Sportbootschule 53°N

Unsere Kursteilnehmer haben Zugang zu den Lehrgangsseiten:

Bootsführerschein

Der gesetzlich vorgeschriebene Sportbootführerschein mit Geltungsbereich See berechtigt zum Führen von Motor- oder Segelbooten bzw. –Yachten mit einer  Motorleistung von mehr als 11,03 kW  (15 PS) auf den Seeschifffahrtsstrassen und im Küstengebiet  (bis 3 sm von der Basis-Küstenlinie entfernt)

Es erfolgt keine Unterscheidung zwischen Motor- und Segelyacht. Auch Begrenzungen bezüglich der Schiffslänge oder Motorleistung sind nicht vorhanden.

Weitere Informationen

 

Für den Bereich bis zu 12 sm von der Küste entfernt ist der ebenfalls amtliche, jedoch  freiwillige Sportküstenschifferschein vorgesehen. Er ist empfohlen zum Führen von Yachten mit Motor und/ oder unter Segel. Häufig wird er beim Chartern von Yachten verlangt.

Vorgeschrieben ist dieser Bootsführerschein für gewerbsmäßig genutzte Sportboote.

Weitere Informationen

 

Auf den Binnenwasserstrassen wird der Sportbootführerschein mit Geltungsbereich Binnen, für Motorleistungen über 11,03 kW benötigt.

Eine Ausnahme bildet der Rhein, hier wird schon bei einer Motorisierung größer 3,68 kW (5 PS) der amtl. Binnen- führerschein verlangt.

Er gilt für Sportboote auf den Binnenwasserstraßen

 – wieder mit Ausnahme des Rheins – für Fahrzeuge mit Längen unter 20 Meter.

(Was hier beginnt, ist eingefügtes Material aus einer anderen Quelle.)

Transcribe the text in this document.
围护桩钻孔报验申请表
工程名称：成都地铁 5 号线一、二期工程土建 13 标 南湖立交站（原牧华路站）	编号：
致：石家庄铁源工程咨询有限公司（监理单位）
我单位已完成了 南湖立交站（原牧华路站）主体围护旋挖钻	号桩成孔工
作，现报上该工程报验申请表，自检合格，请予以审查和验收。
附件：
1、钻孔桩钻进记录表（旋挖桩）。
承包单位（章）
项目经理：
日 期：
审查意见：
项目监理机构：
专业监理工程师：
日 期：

Auf dem Rhein sind die Fahrzeuglängen auf unter 15 Meter begrenzt.  Weitere Informationen

Beide Bootsführerscheine sind international gültig.

 

 

Funkzeugnis

Das neue UKW-Betriebsfunkzeugnis für den Seefunk  „Short Range Certificate“ wird benötigt, sobald ein UKW-Funkgerät an Bord ist.

Egal ob es sich um eine fest eingebaute Anlage oder um ein Handfunkgerät für den Seefunk handelt. Das SRC gilt weltweit auf allen Yachten, wenn diese mit einer UKW-Funkanlage ausgerüstet sind.

Seit mehr als 10 Jahren sind alle Seefunkgeräte für GMDSS (Global Maritime Distress and Safety System) ausgelegt.

Früher reichte es aus, dass eine Person an Bord das entsprechende Funkzeugnis hatte.

Heute muss der verantwortliche Schiffsführer im Besitz eines, für das vorhandene Gerät, gültigen Funkbetriebszeugnisses sein.

 

Für sogenannte Kombi-Anlagen, die zusätzlich zum UKW-Seefunk auch auf Binnenschifffahrtsfunk (ATIS) umgeschaltet werden können, benötigt der Schiffsführer neben dem SRC zusätzlich das UKW-Sprechfunkzeugnis für den Binnenschifffahrtsfunk „UBI“.

 
Auch Charteryachten, die mit UKW-Funk ausgerüstet sind, dürfen nur noch von Schiffsführern gefahren werden, die neben der gültigen Fahrerlaubnis auch das aktuelle Short Range Certificate und ggf. das UBI vorweisen können. Weitere Informationen

SKN 1

Sachkundenachweis Seenotsignalmittel

 

Seit November 2017 sind wir ermächtigt die Ausbildungen und Prüfungen im Bereich der Sachkunde für Not- und Seenotsignalmittel (inkl. Signalpistole Kal. 4) für den PrüfungsAusschussNord  in Theorie und Praxis durchzuführen.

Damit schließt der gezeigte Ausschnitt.